Telinga yang Baik
Suatu saat pasangan hidup, suami atau istrimu, dijamin menghadapi sebuah problem hidup yang dirasakannya berat, problem dari keluarganya atau problem dari pekerjaannya atau problem dirinya sendiri atau problem lainnya, ia menyeret emosi dan menghanyutkan pikirannya, bahkan bisa berimbas terhadap kata-kata dan sikapnya kepadamu dan anak-anak, sebagai suami atau istri yang baik, sudah barang tentu Anda tidak bisa membiarkannya sendiri begitu saja, sebaliknya Anda patut berada di sampingnya dalam upaya minimal meringankan beban keruwetannya, dia sedang memerlukan wadah untuk menampung keluh kesahnya.
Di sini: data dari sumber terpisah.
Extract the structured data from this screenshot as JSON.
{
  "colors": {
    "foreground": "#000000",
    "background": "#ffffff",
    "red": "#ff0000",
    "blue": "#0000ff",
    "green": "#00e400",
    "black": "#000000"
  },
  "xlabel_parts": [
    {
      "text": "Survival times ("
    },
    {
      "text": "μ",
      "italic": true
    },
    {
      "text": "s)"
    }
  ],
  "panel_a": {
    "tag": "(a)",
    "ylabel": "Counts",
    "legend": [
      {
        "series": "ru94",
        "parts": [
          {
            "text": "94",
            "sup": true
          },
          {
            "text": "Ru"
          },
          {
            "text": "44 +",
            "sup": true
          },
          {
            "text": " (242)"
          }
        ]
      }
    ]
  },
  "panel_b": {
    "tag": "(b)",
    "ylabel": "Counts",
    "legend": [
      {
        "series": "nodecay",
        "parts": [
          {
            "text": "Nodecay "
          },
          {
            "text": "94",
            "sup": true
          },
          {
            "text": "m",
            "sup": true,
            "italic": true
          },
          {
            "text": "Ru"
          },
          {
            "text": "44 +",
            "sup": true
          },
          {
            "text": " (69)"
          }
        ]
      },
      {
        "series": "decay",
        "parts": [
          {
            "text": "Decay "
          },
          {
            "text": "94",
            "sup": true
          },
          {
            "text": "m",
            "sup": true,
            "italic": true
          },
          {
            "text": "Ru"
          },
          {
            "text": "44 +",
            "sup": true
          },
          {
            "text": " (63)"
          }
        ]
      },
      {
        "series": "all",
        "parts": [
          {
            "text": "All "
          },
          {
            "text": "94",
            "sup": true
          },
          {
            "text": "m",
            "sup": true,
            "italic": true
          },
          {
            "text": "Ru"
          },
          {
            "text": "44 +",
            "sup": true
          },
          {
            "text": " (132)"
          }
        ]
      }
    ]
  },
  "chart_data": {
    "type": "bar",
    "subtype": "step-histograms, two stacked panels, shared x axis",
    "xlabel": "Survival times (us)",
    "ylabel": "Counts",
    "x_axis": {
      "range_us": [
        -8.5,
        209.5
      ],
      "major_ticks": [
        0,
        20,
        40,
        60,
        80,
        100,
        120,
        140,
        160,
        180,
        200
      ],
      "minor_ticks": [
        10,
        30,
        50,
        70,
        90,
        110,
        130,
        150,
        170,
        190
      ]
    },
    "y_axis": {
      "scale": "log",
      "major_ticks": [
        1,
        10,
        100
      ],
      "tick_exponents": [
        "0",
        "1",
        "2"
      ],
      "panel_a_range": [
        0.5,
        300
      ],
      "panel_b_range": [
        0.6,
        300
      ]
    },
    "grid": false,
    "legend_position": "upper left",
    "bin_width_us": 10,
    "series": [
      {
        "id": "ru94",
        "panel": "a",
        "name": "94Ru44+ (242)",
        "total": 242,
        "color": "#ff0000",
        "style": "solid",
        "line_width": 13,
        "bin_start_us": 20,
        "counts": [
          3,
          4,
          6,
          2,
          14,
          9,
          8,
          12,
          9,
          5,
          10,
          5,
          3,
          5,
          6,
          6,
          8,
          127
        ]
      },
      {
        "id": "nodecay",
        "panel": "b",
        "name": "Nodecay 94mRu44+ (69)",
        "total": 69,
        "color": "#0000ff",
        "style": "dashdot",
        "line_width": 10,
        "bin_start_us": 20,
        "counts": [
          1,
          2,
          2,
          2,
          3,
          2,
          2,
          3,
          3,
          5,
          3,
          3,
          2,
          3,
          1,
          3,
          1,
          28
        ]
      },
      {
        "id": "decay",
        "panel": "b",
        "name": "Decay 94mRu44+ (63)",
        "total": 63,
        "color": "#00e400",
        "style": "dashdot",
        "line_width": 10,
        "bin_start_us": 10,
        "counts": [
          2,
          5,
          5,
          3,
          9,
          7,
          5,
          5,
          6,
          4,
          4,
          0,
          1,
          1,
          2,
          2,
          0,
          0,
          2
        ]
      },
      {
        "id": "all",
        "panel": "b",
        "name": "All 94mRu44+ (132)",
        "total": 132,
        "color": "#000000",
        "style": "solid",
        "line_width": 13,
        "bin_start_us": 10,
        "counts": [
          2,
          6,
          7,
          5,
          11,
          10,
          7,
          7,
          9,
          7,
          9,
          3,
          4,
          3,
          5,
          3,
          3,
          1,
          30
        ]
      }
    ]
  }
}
Salah satu faktor peringan masalah adalah menumpahkannya, lega rasanya bila siapa yang dikekang masalah bisa menuangkannya, walaupun belum tentu mendapatkan jalan keluarnya, tetapi menumpahkannya sudah terasa melegakan, lebih-lebih bila wadah yang menampungnya adalah orang yang kita cinta, suami atau istri kita, lebih-lebih lagi pada saat proses penumpahan berlangsung, terdapat sesuatu yang menyejukkan hati berupa elusan tangan, rangkulan kasih sayang, dijamin beban seberat apa pun akan terasa ringan.
Telinga yang baik, yang mau mendengar keluh kesah pasangan dengan baik pula, paling tidak menampungnya. Pemilik telinga yang baik akan memasangnya sebelum mulut orang yang ingin berkeluh kesah terbuka menyampaikan isi hatinya. Tidak membebani sesuatu yang berat, tetapi bila dirasa berat sehingga dipandang tak perlu, maka ia bisa melahirkan masalah baru di atas masalah lama.
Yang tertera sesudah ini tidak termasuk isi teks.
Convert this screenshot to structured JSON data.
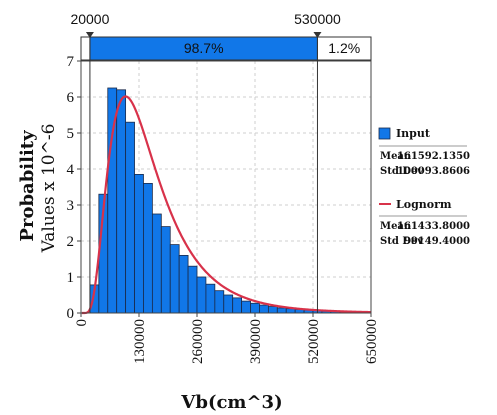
{
  "chart_data": {
    "type": "bar",
    "ylabel": "Probability",
    "ylabel_units": "Values x 10^-6",
    "xlabel": "Vb(cm^3)",
    "xlim": [
      0,
      650000
    ],
    "ylim": [
      0,
      7
    ],
    "xticks": [
      "0",
      "130000",
      "260000",
      "390000",
      "520000",
      "650000"
    ],
    "yticks": [
      "0",
      "1",
      "2",
      "3",
      "4",
      "5",
      "6",
      "7"
    ],
    "bin_width": 20000,
    "bins_start": [
      20000,
      40000,
      60000,
      80000,
      100000,
      120000,
      140000,
      160000,
      180000,
      200000,
      220000,
      240000,
      260000,
      280000,
      300000,
      320000,
      340000,
      360000,
      380000,
      400000,
      420000,
      440000,
      460000,
      480000,
      500000,
      520000,
      540000,
      560000,
      580000,
      600000,
      620000
    ],
    "values": [
      0.78,
      3.3,
      6.25,
      6.2,
      5.3,
      3.85,
      3.6,
      2.75,
      2.4,
      1.9,
      1.6,
      1.3,
      1.0,
      0.8,
      0.62,
      0.5,
      0.42,
      0.33,
      0.27,
      0.22,
      0.18,
      0.14,
      0.12,
      0.1,
      0.08,
      0.07,
      0.05,
      0.04,
      0.03,
      0.02,
      0.02
    ],
    "series": [
      {
        "name": "Input",
        "kind": "histogram",
        "color": "#1177e8",
        "stats": {
          "mean_label": "Mean",
          "mean": "161592.1350",
          "std_label": "Std Dev",
          "std": "100093.8606"
        }
      },
      {
        "name": "Lognorm",
        "kind": "line",
        "color": "#d8324a",
        "stats": {
          "mean_label": "Mean",
          "mean": "161433.8000",
          "std_label": "Std Dev",
          "std": "99149.4000"
        }
      }
    ],
    "fit_mean": 161433.8,
    "fit_std": 99149.4,
    "markers": {
      "left": "20000",
      "right": "530000",
      "left_value": 20000,
      "right_value": 530000
    },
    "band": {
      "inside_pct": "98.7%",
      "right_pct": "1.2%"
    },
    "grid": true,
    "legend_position": "right"
  },
  "colors": {
    "bar_fill": "#1177e8",
    "bar_stroke": "#1a2a4a",
    "band_fill": "#1177e8",
    "fit_line": "#d8324a",
    "grid": "#cfcfcf"
  }
}
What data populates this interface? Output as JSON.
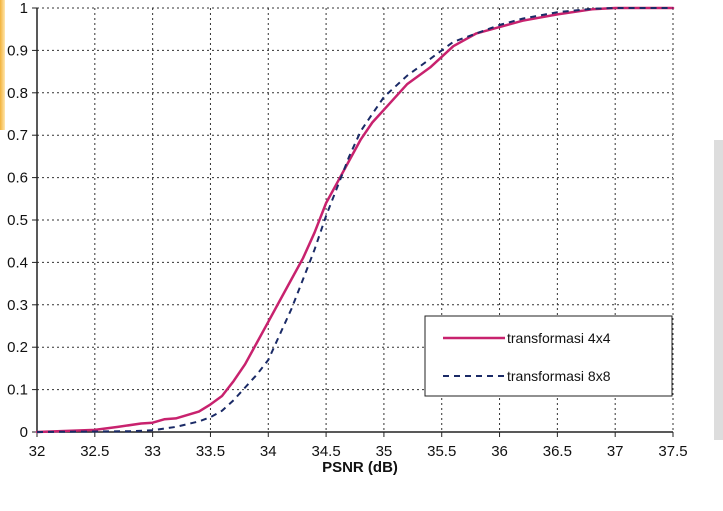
{
  "chart_data": {
    "type": "line",
    "title": "",
    "xlabel": "PSNR (dB)",
    "ylabel": "",
    "xlim": [
      32,
      37.5
    ],
    "ylim": [
      0,
      1
    ],
    "x_ticks": [
      "32",
      "32.5",
      "33",
      "33.5",
      "34",
      "34.5",
      "35",
      "35.5",
      "36",
      "36.5",
      "37",
      "37.5"
    ],
    "y_ticks": [
      "0",
      "0.1",
      "0.2",
      "0.3",
      "0.4",
      "0.5",
      "0.6",
      "0.7",
      "0.8",
      "0.9",
      "1"
    ],
    "grid": true,
    "legend_position": "bottom-right",
    "series": [
      {
        "name": "transformasi 4x4",
        "color": "#c8226e",
        "style": "solid",
        "points": [
          [
            32.0,
            0.0
          ],
          [
            32.5,
            0.005
          ],
          [
            32.7,
            0.012
          ],
          [
            32.9,
            0.02
          ],
          [
            33.0,
            0.022
          ],
          [
            33.1,
            0.03
          ],
          [
            33.2,
            0.032
          ],
          [
            33.4,
            0.048
          ],
          [
            33.5,
            0.065
          ],
          [
            33.6,
            0.085
          ],
          [
            33.7,
            0.12
          ],
          [
            33.8,
            0.16
          ],
          [
            33.9,
            0.21
          ],
          [
            34.0,
            0.26
          ],
          [
            34.1,
            0.31
          ],
          [
            34.2,
            0.36
          ],
          [
            34.3,
            0.41
          ],
          [
            34.4,
            0.47
          ],
          [
            34.5,
            0.54
          ],
          [
            34.6,
            0.59
          ],
          [
            34.7,
            0.64
          ],
          [
            34.8,
            0.69
          ],
          [
            34.9,
            0.73
          ],
          [
            35.0,
            0.76
          ],
          [
            35.2,
            0.82
          ],
          [
            35.4,
            0.86
          ],
          [
            35.6,
            0.91
          ],
          [
            35.8,
            0.94
          ],
          [
            36.0,
            0.955
          ],
          [
            36.2,
            0.97
          ],
          [
            36.5,
            0.985
          ],
          [
            36.8,
            0.997
          ],
          [
            37.0,
            1.0
          ],
          [
            37.5,
            1.0
          ]
        ]
      },
      {
        "name": "transformasi 8x8",
        "color": "#1a2a66",
        "style": "dashed",
        "points": [
          [
            32.0,
            0.0
          ],
          [
            32.8,
            0.002
          ],
          [
            33.0,
            0.004
          ],
          [
            33.2,
            0.012
          ],
          [
            33.4,
            0.025
          ],
          [
            33.5,
            0.035
          ],
          [
            33.6,
            0.05
          ],
          [
            33.7,
            0.075
          ],
          [
            33.8,
            0.105
          ],
          [
            33.9,
            0.135
          ],
          [
            34.0,
            0.17
          ],
          [
            34.1,
            0.23
          ],
          [
            34.2,
            0.29
          ],
          [
            34.3,
            0.36
          ],
          [
            34.4,
            0.43
          ],
          [
            34.5,
            0.51
          ],
          [
            34.6,
            0.58
          ],
          [
            34.7,
            0.65
          ],
          [
            34.8,
            0.71
          ],
          [
            34.9,
            0.75
          ],
          [
            35.0,
            0.79
          ],
          [
            35.2,
            0.84
          ],
          [
            35.4,
            0.88
          ],
          [
            35.6,
            0.92
          ],
          [
            35.8,
            0.94
          ],
          [
            36.0,
            0.96
          ],
          [
            36.2,
            0.975
          ],
          [
            36.5,
            0.99
          ],
          [
            36.8,
            0.998
          ],
          [
            37.0,
            1.0
          ],
          [
            37.5,
            1.0
          ]
        ]
      }
    ]
  }
}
Sebagian suami atau istri dipandang pandai berbicara, menyampaikan dan mempengaruhi, dia ahli di lahan ini, tetapi bila saat giliran mendengar, dia tidak bisa menjadi pendengar yang baik, telinganya gatal, kedua tangannya membolak-balik koran, memainkan hp atau memandang lurus ke depan sementara hatinya pergi gak tahu ke mana, padahal kita hanya punya satu lidah dan dua telinga, artinya apa? Saya yakin Anda paham.
Saat Hafshah binti Umar menyindir Shafiyah binti Huyay, “Putri Yahudi.” Shafiyah sedih, dia menangis, menumpahkannya kepada suami mereka yaitu Rasulullah, beliau mendengar kesedihan dan keluh kesah Shafiyah, lalu menghiburnya, “Sesungguhnya kamu adalah putri seorang nabi, pamanmu juga seorang nabi dan suamimu adalah seorang nabi, atas dasar apa dia membanggakan diri atasmu?” Inilah teladan mulia, teladan untuk menjadi telinga yang baik.